Outside of the Bradfordville Blues Club, flames dance as the fire pit crackles under the inky night’s twinkling stars. Revelers stand around the hot-tub sized blaze, sipping on beers and cocktails while relishing the fried chicken and catfish and French fries served from the club’s clapboard kitchen shack.
After a few moments, the bar’s manager/owner appears and welcomes everyone back inside the club for the evening’s second set.
Rather than return to their seats, patrons head to the stage, filling the dance floor with a hungry anticipation.
Joey Gilmore, a south Florida bluesman, and his band take the stage and the room’s energy builds. A smile spreads across Joey’s lips, showing off his pearly whites, as he strums his vintage Epiphone guitar and leads the audience into a roller coaster ride of blues standards and original tunes.
Beads of sweat build on Joey and the band’s faces as the room heats up. The club’s intimacy – often so ellusive at modern music venues – washes over the audience and they sway and twirl and dance to the strumming chords.

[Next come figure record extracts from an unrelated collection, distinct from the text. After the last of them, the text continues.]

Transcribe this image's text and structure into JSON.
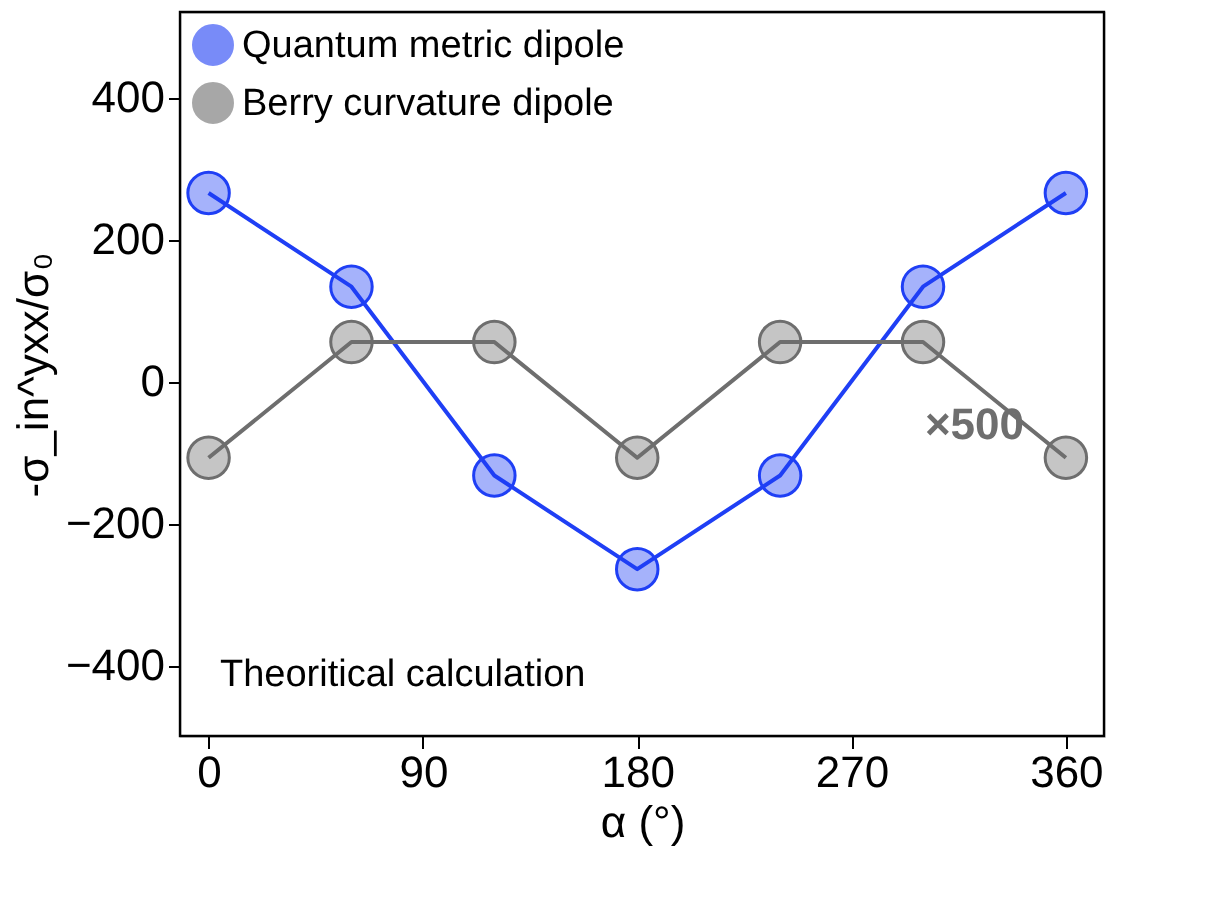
{
  "chart_data": {
    "type": "line",
    "xlabel": "α (°)",
    "ylabel": "-σ_in^yxx/σ₀",
    "x": [
      0,
      60,
      120,
      180,
      240,
      300,
      360
    ],
    "series": [
      {
        "name": "Quantum metric dipole",
        "color": "#1f3ff5",
        "values": [
          265,
          133,
          -133,
          -265,
          -133,
          133,
          265
        ]
      },
      {
        "name": "Berry curvature dipole",
        "color": "#6e6e6e",
        "values": [
          -108,
          55,
          55,
          -108,
          55,
          55,
          -108
        ]
      }
    ],
    "xlim": [
      -12,
      376
    ],
    "xticks": [
      0,
      90,
      180,
      270,
      360
    ],
    "ylim": [
      -500,
      520
    ],
    "yticks": [
      -400,
      -200,
      0,
      200,
      400
    ],
    "annotations": [
      "×500",
      "Theoritical calculation"
    ],
    "legend": "top left",
    "marker": "circle",
    "line_style": "solid",
    "grid": false
  }
}
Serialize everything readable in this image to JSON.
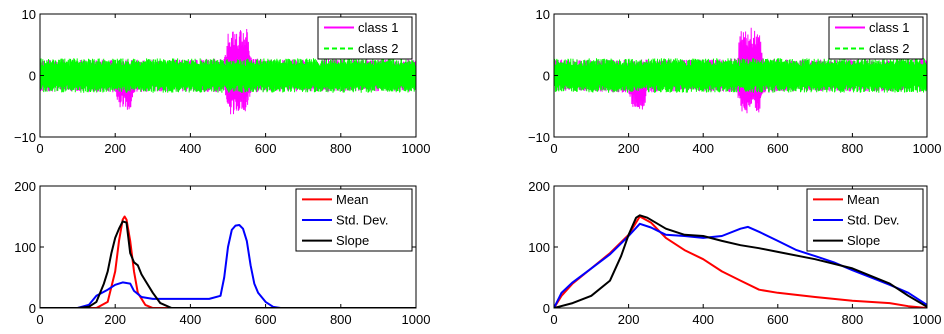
{
  "chart_data": [
    {
      "type": "line",
      "xlim": [
        0,
        1000
      ],
      "ylim": [
        -10,
        10
      ],
      "xticks": [
        "0",
        "200",
        "400",
        "600",
        "800",
        "1000"
      ],
      "yticks": [
        "-10",
        "0",
        "10"
      ],
      "grid": false,
      "legend": "top-right",
      "series": [
        {
          "name": "class 1",
          "color": "#ff00ff",
          "style": "solid",
          "x": [
            0,
            100,
            200,
            210,
            240,
            250,
            300,
            400,
            490,
            500,
            550,
            560,
            600,
            700,
            800,
            900,
            1000
          ],
          "upper": [
            2.6,
            2.6,
            2.6,
            2.6,
            2.6,
            2.6,
            2.6,
            2.6,
            2.8,
            7.5,
            8.0,
            3.0,
            2.6,
            2.6,
            2.6,
            2.6,
            2.6
          ],
          "lower": [
            -2.6,
            -2.6,
            -2.8,
            -5.5,
            -5.8,
            -2.8,
            -2.6,
            -2.6,
            -2.8,
            -6.5,
            -6.0,
            -3.0,
            -2.6,
            -2.6,
            -2.6,
            -2.6,
            -2.6
          ]
        },
        {
          "name": "class 2",
          "color": "#00ff00",
          "style": "dashed",
          "x": [
            0,
            1000
          ],
          "upper": [
            2.8,
            2.8
          ],
          "lower": [
            -2.8,
            -2.8
          ]
        }
      ]
    },
    {
      "type": "line",
      "xlim": [
        0,
        1000
      ],
      "ylim": [
        -10,
        10
      ],
      "xticks": [
        "0",
        "200",
        "400",
        "600",
        "800",
        "1000"
      ],
      "yticks": [
        "-10",
        "0",
        "10"
      ],
      "grid": false,
      "legend": "top-right",
      "series": [
        {
          "name": "class 1",
          "color": "#ff00ff",
          "style": "solid",
          "x": [
            0,
            100,
            200,
            210,
            240,
            250,
            300,
            400,
            490,
            500,
            550,
            560,
            600,
            700,
            800,
            900,
            1000
          ],
          "upper": [
            2.6,
            2.6,
            2.6,
            2.6,
            2.6,
            2.6,
            2.6,
            2.6,
            2.8,
            7.5,
            8.0,
            3.0,
            2.6,
            2.6,
            2.6,
            2.6,
            2.6
          ],
          "lower": [
            -2.6,
            -2.6,
            -2.8,
            -5.5,
            -5.8,
            -2.8,
            -2.6,
            -2.6,
            -2.8,
            -6.5,
            -6.0,
            -3.0,
            -2.6,
            -2.6,
            -2.6,
            -2.6,
            -2.6
          ]
        },
        {
          "name": "class 2",
          "color": "#00ff00",
          "style": "dashed",
          "x": [
            0,
            1000
          ],
          "upper": [
            2.8,
            2.8
          ],
          "lower": [
            -2.8,
            -2.8
          ]
        }
      ]
    },
    {
      "type": "line",
      "xlim": [
        0,
        1000
      ],
      "ylim": [
        0,
        200
      ],
      "xticks": [
        "0",
        "200",
        "400",
        "600",
        "800",
        "1000"
      ],
      "yticks": [
        "0",
        "100",
        "200"
      ],
      "grid": false,
      "legend": "top-right",
      "series": [
        {
          "name": "Mean",
          "color": "#ff0000",
          "x": [
            0,
            150,
            180,
            200,
            210,
            220,
            225,
            230,
            240,
            250,
            260,
            280,
            300,
            1000
          ],
          "y": [
            0,
            0,
            10,
            60,
            110,
            145,
            150,
            145,
            110,
            60,
            25,
            5,
            0,
            0
          ]
        },
        {
          "name": "Std. Dev.",
          "color": "#0000ff",
          "x": [
            0,
            100,
            130,
            150,
            180,
            200,
            220,
            240,
            250,
            270,
            300,
            350,
            450,
            480,
            490,
            500,
            510,
            520,
            530,
            540,
            550,
            560,
            570,
            580,
            600,
            620,
            640,
            1000
          ],
          "y": [
            0,
            0,
            5,
            20,
            30,
            38,
            42,
            40,
            28,
            18,
            15,
            15,
            15,
            20,
            50,
            100,
            128,
            135,
            136,
            130,
            110,
            70,
            40,
            25,
            10,
            2,
            0,
            0
          ]
        },
        {
          "name": "Slope",
          "color": "#000000",
          "x": [
            0,
            100,
            130,
            150,
            170,
            180,
            190,
            200,
            210,
            220,
            230,
            240,
            250,
            260,
            270,
            280,
            300,
            320,
            350,
            1000
          ],
          "y": [
            0,
            0,
            2,
            10,
            40,
            60,
            90,
            115,
            130,
            142,
            140,
            90,
            75,
            70,
            55,
            45,
            25,
            8,
            0,
            0
          ]
        }
      ]
    },
    {
      "type": "line",
      "xlim": [
        0,
        1000
      ],
      "ylim": [
        0,
        200
      ],
      "xticks": [
        "0",
        "200",
        "400",
        "600",
        "800",
        "1000"
      ],
      "yticks": [
        "0",
        "100",
        "200"
      ],
      "grid": false,
      "legend": "top-right",
      "series": [
        {
          "name": "Mean",
          "color": "#ff0000",
          "x": [
            0,
            20,
            50,
            100,
            150,
            200,
            230,
            260,
            300,
            350,
            400,
            450,
            500,
            550,
            600,
            700,
            800,
            900,
            950,
            1000
          ],
          "y": [
            0,
            20,
            40,
            65,
            90,
            120,
            150,
            140,
            115,
            95,
            80,
            60,
            45,
            30,
            25,
            18,
            12,
            8,
            3,
            0
          ]
        },
        {
          "name": "Std. Dev.",
          "color": "#0000ff",
          "x": [
            0,
            20,
            50,
            100,
            150,
            200,
            230,
            260,
            300,
            350,
            400,
            450,
            500,
            520,
            550,
            600,
            650,
            700,
            750,
            800,
            850,
            900,
            950,
            1000
          ],
          "y": [
            0,
            25,
            42,
            65,
            88,
            118,
            138,
            132,
            120,
            118,
            115,
            118,
            130,
            133,
            125,
            110,
            95,
            85,
            75,
            62,
            50,
            38,
            25,
            5
          ]
        },
        {
          "name": "Slope",
          "color": "#000000",
          "x": [
            0,
            50,
            100,
            150,
            180,
            200,
            220,
            230,
            250,
            300,
            350,
            400,
            450,
            500,
            550,
            600,
            700,
            800,
            900,
            950,
            1000
          ],
          "y": [
            0,
            8,
            20,
            45,
            85,
            120,
            148,
            152,
            148,
            130,
            120,
            118,
            110,
            103,
            98,
            92,
            80,
            65,
            40,
            20,
            2
          ]
        }
      ]
    }
  ]
}
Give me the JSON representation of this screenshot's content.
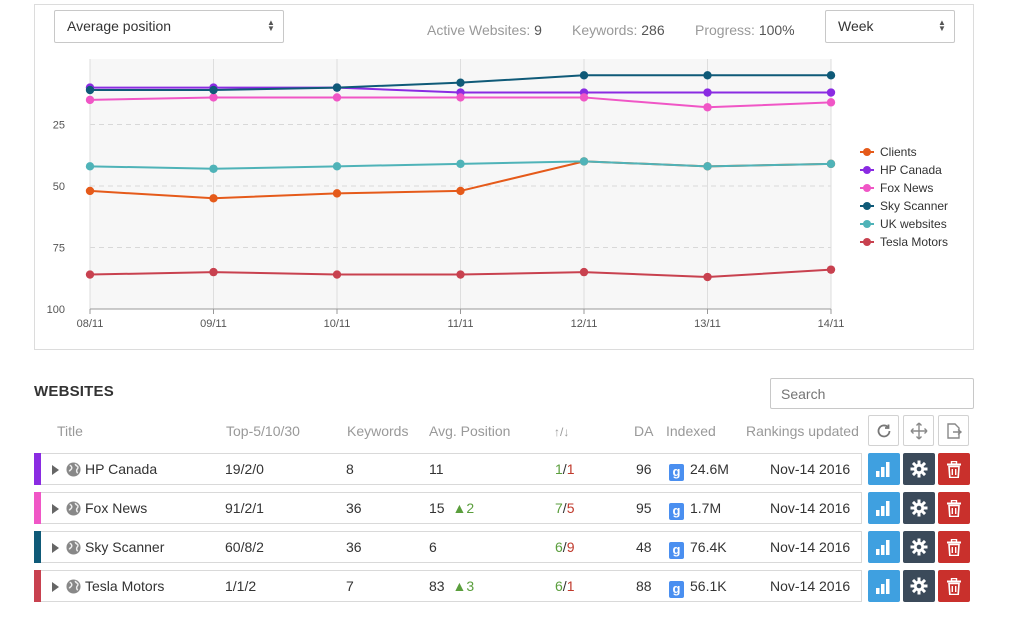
{
  "toolbar": {
    "metric_select": "Average position",
    "active_label": "Active Websites:",
    "active_value": "9",
    "keywords_label": "Keywords:",
    "keywords_value": "286",
    "progress_label": "Progress:",
    "progress_value": "100%",
    "period_select": "Week"
  },
  "chart_data": {
    "type": "line",
    "x": [
      "08/11",
      "09/11",
      "10/11",
      "11/11",
      "12/11",
      "13/11",
      "14/11"
    ],
    "y_ticks": [
      "25",
      "50",
      "75",
      "100"
    ],
    "ylim": [
      100,
      0
    ],
    "reversed_y": true,
    "grid": true,
    "legend_position": "right",
    "series": [
      {
        "name": "Clients",
        "color": "#e55a1a",
        "values": [
          52,
          55,
          53,
          52,
          40,
          42,
          41
        ]
      },
      {
        "name": "HP Canada",
        "color": "#8a2be2",
        "values": [
          10,
          10,
          10,
          12,
          12,
          12,
          12
        ]
      },
      {
        "name": "Fox News",
        "color": "#f056c6",
        "values": [
          15,
          14,
          14,
          14,
          14,
          18,
          16
        ]
      },
      {
        "name": "Sky Scanner",
        "color": "#0f5a78",
        "values": [
          11,
          11,
          10,
          8,
          5,
          5,
          5
        ]
      },
      {
        "name": "UK websites",
        "color": "#4fb3b8",
        "values": [
          42,
          43,
          42,
          41,
          40,
          42,
          41
        ]
      },
      {
        "name": "Tesla Motors",
        "color": "#c8414f",
        "values": [
          86,
          85,
          86,
          86,
          85,
          87,
          84
        ]
      }
    ]
  },
  "websites": {
    "title": "WEBSITES",
    "search_placeholder": "Search",
    "columns": {
      "title": "Title",
      "top": "Top-5/10/30",
      "keywords": "Keywords",
      "avg": "Avg. Position",
      "updown": "↑/↓",
      "da": "DA",
      "indexed": "Indexed",
      "updated": "Rankings updated"
    },
    "rows": [
      {
        "name": "HP Canada",
        "color": "#8a2be2",
        "top": "19/2/0",
        "keywords": "8",
        "avg": "11",
        "change": "",
        "up": "1",
        "down": "1",
        "da": "96",
        "indexed": "24.6M",
        "updated": "Nov-14 2016"
      },
      {
        "name": "Fox News",
        "color": "#f056c6",
        "top": "91/2/1",
        "keywords": "36",
        "avg": "15",
        "change": "▲2",
        "up": "7",
        "down": "5",
        "da": "95",
        "indexed": "1.7M",
        "updated": "Nov-14 2016"
      },
      {
        "name": "Sky Scanner",
        "color": "#0f5a78",
        "top": "60/8/2",
        "keywords": "36",
        "avg": "6",
        "change": "",
        "up": "6",
        "down": "9",
        "da": "48",
        "indexed": "76.4K",
        "updated": "Nov-14 2016"
      },
      {
        "name": "Tesla Motors",
        "color": "#c8414f",
        "top": "1/1/2",
        "keywords": "7",
        "avg": "83",
        "change": "▲3",
        "up": "6",
        "down": "1",
        "da": "88",
        "indexed": "56.1K",
        "updated": "Nov-14 2016"
      }
    ]
  },
  "icons": {
    "google": "g",
    "refresh": "refresh-icon",
    "move": "move-icon",
    "export": "export-icon",
    "stats": "bar-chart-icon",
    "settings": "gear-icon",
    "delete": "trash-icon",
    "globe": "globe-icon"
  }
}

The bassist takes a solo – deep notes pop and staccato – as his fingers dance up and down its gleaming strings. The keyboardist gets lost in his keys and sets the ivories alight with a furious organ solo. The drummer, nearly hidden on the back of the stage, overpowers his shadowy throne and fires a machine gun volley of bluesy beats. And the singer Dottie Kelly pours out heavy, emotional ballads until the band returns from their solo journeys to the soulful quintet that moves and grooves the audience and sweeps the evening into night.
If you’d like to hear a show, the Bradfordville Blues Club live broadcasts every Saturday’s show on the Tallahassee Radio Station 106.1.